Developed final interface showing the trend of Nitrate, where it was predicted to go, and how it would go if steps were taken to stop the trend. There is a warning stating "Warning! Effluent nitrate trending past safe limit in 24 h"
Developed final interface for predictions

Results

The client reported back to us a few months later that they had gained the interest of two plants to have GE’s system implemented. This would provide valuable data so they could start predicting data for other plants. One of the plants would have a subscription to the optimization part of the application so it could react to changes. The other plant wouldn’t have a subscription, but would just be reporting data and getting trends.

Second Demo

Design Process

We were contacted approximately five months after the first demo to create a second demo that would be given to the CEO of GE Power. We had approximately one month to complete this demo. We worked with a lot of the same materials we had in the first demo, but because of the short time frame our client had to present, we needed to change the demo. For this demo we concentrated on the optimized versus non-optimized versions, as well as the health forecast.

We started the process by sitting down with the client and going back through the demo we had created before and stripped out everything that wasn’t necessary for this demo. I then went back through the wireframing process. I started by implementing multiple pages for each part, but the client thought it would take too long to get through the demo. We decided that the best way to do this demo would be to have everything on one page. The client wanted a way to start, pause, and restart the data in the charts. They also wanted a way to start from a certain day and be able to control how many data points the charts moved by. I went back and worked closely with the developer to figure out a way to achieve these goals.

Interface with controls for selecting date, time frame, and a start button as well as graphs to show the current and future state.
Initial Wireframe of a single page interface

Once the wireframe was done and approved by the client, we moved onto developing the demo. For this part, I was responsible for sanitizing the data as we got it from the client and double checking to make sure the actual demo had everything that was in the wireframes for functionality. A week before the demo, the Developer finished the main part of the coding, minus the correct data from the client, and it was approved by the client.
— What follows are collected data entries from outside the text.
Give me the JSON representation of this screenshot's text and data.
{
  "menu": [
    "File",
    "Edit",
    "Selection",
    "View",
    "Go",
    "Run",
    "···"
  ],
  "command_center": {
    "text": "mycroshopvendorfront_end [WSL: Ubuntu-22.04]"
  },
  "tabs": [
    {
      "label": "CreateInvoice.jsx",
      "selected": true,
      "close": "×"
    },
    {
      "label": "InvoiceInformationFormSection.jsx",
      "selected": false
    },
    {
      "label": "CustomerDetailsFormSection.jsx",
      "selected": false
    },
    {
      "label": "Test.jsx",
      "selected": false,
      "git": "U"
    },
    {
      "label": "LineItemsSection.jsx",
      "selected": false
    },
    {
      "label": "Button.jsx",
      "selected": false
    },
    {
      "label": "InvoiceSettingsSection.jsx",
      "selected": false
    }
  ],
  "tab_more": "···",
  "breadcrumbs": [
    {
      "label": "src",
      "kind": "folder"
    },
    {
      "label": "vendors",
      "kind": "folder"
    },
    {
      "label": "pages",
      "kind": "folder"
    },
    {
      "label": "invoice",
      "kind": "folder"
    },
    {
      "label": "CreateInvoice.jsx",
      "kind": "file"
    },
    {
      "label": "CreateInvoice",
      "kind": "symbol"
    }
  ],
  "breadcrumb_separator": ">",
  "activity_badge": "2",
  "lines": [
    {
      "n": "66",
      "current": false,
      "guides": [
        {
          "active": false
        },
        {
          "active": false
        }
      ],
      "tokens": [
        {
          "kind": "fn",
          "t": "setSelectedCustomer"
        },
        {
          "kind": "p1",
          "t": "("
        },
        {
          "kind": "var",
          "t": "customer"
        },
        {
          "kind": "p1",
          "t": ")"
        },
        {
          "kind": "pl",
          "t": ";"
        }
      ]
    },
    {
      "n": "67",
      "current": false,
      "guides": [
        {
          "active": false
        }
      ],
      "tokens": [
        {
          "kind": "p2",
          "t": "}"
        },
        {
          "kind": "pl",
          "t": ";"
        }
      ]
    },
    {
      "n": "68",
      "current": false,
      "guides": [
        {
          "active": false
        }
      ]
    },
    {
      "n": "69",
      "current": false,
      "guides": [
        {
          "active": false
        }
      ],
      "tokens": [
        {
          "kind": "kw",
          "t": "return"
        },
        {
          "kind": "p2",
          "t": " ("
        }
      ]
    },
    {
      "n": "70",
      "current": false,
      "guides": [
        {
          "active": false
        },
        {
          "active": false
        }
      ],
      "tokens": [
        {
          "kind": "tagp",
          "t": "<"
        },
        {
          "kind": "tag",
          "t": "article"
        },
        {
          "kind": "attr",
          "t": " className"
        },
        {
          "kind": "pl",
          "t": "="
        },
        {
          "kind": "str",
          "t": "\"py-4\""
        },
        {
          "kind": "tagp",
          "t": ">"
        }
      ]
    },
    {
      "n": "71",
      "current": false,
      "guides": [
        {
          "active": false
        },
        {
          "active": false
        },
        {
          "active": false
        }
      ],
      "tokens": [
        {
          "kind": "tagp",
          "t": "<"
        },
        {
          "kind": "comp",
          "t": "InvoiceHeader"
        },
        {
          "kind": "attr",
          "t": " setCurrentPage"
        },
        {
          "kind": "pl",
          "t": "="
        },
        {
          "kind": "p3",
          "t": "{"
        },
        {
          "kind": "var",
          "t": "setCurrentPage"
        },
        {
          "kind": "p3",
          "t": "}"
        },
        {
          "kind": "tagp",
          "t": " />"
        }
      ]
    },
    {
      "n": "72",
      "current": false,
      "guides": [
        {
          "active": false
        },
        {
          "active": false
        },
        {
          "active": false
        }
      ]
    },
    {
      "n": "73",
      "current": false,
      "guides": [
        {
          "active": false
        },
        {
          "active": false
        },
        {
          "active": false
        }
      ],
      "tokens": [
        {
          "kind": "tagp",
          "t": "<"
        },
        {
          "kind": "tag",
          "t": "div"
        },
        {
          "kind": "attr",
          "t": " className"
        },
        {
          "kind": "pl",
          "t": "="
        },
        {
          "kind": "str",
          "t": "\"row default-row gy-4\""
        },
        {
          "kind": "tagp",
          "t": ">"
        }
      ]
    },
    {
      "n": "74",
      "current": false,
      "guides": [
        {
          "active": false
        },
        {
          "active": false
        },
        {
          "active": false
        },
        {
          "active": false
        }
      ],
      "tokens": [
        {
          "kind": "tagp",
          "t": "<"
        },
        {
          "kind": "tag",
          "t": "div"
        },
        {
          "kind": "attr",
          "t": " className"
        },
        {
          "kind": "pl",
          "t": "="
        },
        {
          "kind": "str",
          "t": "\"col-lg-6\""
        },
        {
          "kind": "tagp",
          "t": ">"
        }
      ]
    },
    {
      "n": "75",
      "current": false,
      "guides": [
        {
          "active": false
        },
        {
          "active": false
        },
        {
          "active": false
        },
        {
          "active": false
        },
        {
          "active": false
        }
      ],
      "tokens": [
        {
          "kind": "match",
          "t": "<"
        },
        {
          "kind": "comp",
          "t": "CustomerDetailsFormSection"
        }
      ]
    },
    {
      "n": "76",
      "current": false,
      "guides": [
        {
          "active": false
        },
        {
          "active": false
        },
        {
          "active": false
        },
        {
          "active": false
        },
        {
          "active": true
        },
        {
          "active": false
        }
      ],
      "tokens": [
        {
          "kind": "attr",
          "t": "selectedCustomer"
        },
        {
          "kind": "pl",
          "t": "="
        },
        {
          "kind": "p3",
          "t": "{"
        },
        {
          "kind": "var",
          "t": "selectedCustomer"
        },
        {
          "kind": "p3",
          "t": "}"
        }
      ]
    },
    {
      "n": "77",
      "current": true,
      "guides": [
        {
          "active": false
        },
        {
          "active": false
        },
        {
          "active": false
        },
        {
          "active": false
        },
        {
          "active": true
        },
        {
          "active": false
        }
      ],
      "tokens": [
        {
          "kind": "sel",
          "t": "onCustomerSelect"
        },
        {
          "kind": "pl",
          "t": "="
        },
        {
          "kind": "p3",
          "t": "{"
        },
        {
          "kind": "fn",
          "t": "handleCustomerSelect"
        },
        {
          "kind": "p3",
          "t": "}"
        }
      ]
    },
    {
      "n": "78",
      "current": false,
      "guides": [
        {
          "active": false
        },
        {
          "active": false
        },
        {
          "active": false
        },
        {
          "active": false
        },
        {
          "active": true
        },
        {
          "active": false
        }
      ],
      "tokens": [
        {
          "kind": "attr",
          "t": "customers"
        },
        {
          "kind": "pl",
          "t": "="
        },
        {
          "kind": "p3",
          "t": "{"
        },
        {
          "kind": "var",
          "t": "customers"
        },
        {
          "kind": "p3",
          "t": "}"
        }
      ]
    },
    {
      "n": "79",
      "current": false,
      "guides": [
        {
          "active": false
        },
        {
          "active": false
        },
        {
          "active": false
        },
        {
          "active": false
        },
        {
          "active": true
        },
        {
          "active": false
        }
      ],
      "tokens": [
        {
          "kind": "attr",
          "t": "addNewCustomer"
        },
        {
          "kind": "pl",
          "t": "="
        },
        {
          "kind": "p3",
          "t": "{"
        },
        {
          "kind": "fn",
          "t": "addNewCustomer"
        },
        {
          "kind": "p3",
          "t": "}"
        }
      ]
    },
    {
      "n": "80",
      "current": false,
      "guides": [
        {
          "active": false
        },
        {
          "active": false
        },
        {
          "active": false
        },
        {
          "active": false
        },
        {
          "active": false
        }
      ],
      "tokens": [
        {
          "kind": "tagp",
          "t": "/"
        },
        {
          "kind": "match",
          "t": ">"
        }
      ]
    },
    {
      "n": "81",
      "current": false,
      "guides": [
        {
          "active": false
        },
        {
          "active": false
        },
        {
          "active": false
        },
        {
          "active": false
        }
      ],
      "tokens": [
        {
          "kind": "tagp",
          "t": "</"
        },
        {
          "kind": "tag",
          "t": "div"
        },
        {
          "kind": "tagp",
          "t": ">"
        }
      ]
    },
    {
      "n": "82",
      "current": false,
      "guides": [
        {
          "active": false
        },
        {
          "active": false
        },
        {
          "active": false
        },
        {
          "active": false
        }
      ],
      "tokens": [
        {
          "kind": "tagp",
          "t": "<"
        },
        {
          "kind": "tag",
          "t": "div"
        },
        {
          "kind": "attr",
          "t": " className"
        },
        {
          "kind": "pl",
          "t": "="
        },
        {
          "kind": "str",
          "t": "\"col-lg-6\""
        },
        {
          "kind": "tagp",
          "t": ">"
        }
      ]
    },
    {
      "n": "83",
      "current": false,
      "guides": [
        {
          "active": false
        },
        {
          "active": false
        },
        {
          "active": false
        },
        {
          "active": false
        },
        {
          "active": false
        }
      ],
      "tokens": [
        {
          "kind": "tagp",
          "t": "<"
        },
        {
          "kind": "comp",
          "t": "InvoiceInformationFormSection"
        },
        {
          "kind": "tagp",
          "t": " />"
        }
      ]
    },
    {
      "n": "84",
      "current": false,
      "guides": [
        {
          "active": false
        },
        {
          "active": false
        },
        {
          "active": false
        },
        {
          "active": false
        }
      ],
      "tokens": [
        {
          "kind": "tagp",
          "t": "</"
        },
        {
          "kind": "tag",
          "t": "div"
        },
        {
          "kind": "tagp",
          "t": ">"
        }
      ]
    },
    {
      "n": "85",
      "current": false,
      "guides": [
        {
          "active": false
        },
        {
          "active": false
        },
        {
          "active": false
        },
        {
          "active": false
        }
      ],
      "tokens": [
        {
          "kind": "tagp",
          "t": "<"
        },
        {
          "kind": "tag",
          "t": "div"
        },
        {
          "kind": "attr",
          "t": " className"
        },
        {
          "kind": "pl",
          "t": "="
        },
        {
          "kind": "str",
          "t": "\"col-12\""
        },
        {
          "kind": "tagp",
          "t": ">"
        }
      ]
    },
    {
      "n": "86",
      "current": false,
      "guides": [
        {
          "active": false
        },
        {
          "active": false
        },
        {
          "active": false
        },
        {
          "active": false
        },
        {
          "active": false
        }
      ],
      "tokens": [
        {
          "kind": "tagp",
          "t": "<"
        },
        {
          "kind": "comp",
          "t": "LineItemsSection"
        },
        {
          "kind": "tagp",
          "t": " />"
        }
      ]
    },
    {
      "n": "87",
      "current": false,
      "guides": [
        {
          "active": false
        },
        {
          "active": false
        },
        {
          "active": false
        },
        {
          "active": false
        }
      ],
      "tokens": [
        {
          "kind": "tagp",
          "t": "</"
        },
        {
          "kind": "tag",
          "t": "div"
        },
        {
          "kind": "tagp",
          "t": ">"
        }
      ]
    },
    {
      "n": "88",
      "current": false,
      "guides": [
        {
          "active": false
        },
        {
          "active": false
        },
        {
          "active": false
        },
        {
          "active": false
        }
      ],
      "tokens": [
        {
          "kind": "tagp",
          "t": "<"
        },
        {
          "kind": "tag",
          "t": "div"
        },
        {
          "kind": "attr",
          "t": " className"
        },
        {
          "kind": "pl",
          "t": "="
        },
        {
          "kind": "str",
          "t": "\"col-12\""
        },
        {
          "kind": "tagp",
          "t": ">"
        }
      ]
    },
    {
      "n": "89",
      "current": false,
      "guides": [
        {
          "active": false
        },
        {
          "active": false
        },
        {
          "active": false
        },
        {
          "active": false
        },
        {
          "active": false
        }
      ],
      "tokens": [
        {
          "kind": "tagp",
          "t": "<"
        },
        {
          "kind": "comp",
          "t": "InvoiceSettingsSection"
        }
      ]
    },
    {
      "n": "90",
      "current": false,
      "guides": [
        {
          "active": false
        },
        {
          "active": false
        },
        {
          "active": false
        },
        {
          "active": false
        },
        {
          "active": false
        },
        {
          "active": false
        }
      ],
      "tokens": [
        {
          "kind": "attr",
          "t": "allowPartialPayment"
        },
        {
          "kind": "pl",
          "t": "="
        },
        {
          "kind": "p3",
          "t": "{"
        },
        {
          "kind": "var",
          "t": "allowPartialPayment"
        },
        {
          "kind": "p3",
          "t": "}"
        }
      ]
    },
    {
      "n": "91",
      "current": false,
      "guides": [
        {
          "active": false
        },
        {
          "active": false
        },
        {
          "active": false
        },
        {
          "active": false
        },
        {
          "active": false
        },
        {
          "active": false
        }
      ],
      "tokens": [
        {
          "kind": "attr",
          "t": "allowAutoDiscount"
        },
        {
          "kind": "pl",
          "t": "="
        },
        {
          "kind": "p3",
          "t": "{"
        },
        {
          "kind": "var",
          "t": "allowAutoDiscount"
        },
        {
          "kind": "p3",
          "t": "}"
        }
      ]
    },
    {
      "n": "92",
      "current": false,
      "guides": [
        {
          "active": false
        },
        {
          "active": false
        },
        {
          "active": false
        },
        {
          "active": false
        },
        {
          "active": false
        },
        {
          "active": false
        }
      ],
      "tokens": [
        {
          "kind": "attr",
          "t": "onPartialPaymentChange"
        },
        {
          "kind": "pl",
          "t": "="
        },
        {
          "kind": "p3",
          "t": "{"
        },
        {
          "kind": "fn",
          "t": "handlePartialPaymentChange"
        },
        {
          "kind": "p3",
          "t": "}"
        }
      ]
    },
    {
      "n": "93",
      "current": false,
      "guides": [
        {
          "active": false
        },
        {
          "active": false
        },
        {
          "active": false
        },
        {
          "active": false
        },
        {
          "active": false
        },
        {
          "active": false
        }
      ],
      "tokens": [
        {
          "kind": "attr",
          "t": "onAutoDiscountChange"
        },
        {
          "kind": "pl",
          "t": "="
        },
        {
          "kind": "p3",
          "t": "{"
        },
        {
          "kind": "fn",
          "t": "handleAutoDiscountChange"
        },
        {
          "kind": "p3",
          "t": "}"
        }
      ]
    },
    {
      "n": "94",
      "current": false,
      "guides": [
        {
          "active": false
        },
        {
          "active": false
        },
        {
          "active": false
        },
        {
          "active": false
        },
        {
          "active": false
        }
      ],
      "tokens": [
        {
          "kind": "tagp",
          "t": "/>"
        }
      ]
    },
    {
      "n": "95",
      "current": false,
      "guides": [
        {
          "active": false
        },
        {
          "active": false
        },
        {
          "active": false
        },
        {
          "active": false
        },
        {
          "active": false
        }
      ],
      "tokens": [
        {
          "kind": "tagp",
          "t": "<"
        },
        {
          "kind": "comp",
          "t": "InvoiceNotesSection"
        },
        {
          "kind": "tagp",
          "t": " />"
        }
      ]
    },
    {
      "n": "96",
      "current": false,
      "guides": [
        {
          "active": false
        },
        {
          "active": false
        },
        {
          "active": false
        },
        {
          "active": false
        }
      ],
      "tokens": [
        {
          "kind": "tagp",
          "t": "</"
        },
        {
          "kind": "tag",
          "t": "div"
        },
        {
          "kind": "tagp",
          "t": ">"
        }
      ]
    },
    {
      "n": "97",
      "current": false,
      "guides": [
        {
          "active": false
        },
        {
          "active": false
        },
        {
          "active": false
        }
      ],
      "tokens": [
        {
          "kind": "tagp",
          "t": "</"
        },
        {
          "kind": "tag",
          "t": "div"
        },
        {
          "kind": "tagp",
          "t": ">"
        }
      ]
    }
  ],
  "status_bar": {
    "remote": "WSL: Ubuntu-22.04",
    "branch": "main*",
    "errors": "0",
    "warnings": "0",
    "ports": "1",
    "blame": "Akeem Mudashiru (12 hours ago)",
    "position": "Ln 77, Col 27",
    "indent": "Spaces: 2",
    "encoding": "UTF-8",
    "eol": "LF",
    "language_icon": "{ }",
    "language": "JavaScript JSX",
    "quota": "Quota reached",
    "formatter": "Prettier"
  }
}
Final Interface with controls for selecting start day, time frame, and a start button along with graphs for health of the plant, non-optimized cost, and optimized cost.
Developed final interface

There were many iterations of data received from the client, the last of which was the night before the demo. The final demo went well and the CEO was very pleased with it.

Results

We heard at the beginning of this demo that GE was planning on selling GE Water to another company. The client reported back to us a few days later that everyone was very pleased with how the demos turned out. They told us that GE had been able to finish the sale of GE Water to the other company thanks to the demos that were put together.

Retrospective

One thing I learned during this project was that data from simulations isn’t always what the client expects it to look like in the charts. This causes multiple iterations of data and multiple times sanitizing data. In the future it would be good to set a meeting with the client where they could load data on the fly to see different charts quicker.